La imagen de Elon Musk como visionario tecnológico parece estar atravesando su momento más oscuro. En medio de una oleada de protestas globales, las ventas tanto de Tesla como de Starlink están cayendo en picada, generando alarma en los círculos financieros y entre los inversores. ¿Está comenzando el declive del imperio Musk?
Un coloso con pies de barro
Durante años, Tesla fue sinónimo de innovación. Sus vehículos eléctricos transformaron la industria automotriz, y su valor en bolsa se disparó hasta convertir a Elon en el hombre más rico del mundo. Sin embargo, el panorama ha cambiado drásticamente en los últimos meses.

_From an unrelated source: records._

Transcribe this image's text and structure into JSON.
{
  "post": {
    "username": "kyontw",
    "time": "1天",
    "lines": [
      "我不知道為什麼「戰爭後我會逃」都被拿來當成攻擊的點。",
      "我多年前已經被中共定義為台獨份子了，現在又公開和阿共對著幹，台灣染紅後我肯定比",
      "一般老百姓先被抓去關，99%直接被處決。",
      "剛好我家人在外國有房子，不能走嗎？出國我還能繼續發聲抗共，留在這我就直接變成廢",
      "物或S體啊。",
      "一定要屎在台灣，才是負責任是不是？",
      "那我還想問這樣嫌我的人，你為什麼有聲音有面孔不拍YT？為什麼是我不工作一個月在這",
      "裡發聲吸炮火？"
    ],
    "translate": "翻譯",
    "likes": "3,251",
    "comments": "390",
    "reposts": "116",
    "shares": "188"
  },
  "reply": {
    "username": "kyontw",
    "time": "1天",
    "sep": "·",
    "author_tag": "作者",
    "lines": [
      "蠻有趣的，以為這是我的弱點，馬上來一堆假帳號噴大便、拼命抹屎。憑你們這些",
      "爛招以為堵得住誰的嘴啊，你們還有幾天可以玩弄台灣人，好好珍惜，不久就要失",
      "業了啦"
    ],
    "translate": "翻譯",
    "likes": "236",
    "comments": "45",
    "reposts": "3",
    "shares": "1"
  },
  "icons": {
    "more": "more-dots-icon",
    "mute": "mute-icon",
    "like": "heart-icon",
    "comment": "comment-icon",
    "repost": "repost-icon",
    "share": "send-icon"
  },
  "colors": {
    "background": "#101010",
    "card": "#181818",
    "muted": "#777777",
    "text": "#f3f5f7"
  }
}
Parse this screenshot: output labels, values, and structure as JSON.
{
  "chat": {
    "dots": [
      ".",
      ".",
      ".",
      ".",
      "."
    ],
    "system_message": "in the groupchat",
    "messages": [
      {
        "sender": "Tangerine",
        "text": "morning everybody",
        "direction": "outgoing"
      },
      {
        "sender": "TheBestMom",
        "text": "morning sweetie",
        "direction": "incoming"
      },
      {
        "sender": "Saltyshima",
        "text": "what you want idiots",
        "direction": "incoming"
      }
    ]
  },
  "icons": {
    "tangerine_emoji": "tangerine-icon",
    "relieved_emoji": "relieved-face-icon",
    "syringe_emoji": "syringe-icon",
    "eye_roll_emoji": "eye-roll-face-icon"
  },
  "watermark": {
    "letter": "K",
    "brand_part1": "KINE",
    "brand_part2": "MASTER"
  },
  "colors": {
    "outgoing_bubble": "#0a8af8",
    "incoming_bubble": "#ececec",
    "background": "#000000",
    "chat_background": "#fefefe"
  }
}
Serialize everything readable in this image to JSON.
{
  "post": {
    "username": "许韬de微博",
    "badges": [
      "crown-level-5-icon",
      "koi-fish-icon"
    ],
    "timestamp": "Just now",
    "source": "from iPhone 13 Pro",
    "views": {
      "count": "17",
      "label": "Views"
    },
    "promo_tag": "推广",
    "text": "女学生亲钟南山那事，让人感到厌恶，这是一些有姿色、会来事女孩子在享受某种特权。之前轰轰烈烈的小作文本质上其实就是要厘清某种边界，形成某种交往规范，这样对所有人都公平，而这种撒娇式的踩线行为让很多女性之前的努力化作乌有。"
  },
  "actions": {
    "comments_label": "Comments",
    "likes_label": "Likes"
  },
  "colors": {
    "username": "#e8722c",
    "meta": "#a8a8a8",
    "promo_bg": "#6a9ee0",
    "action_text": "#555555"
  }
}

Las ventas de Tesla han caído más del 18% en el primer trimestre del año, según los últimos informes financieros. En mercados clave como China y Alemania, las entregas de vehículos eléctricos se han desplomado debido a la creciente competencia, el agotamiento del incentivo fiscal y una percepción negativa del propio Musk.
“Los consumidores están votando con sus carteras”, declaró Karen Meyers, analista de consumo de GlobalAuto. “La asociación de la marca con Elon Musk está empezando a ser un problema más que un activo”.
Starlink pierde brillo
Pero Tesla no es el único frente donde el imperio de Musk muestra grietas. Starlink, el ambicioso proyecto de internet satelital de SpaceX, también enfrenta serios desafíos. Miles de suscriptores han cancelado sus planes en las últimas semanas, citando interrupciones en el servicio, aumentos de precios y decepción general con la cobertura prometida.

En zonas rurales de Estados Unidos y América Latina, donde Starlink prometía una revolución en conectividad, los usuarios denuncian que la experiencia no cumple las expectativas. En redes sociales, el hashtag #StarlinkFail se ha vuelto tendencia, con miles de quejas diarias.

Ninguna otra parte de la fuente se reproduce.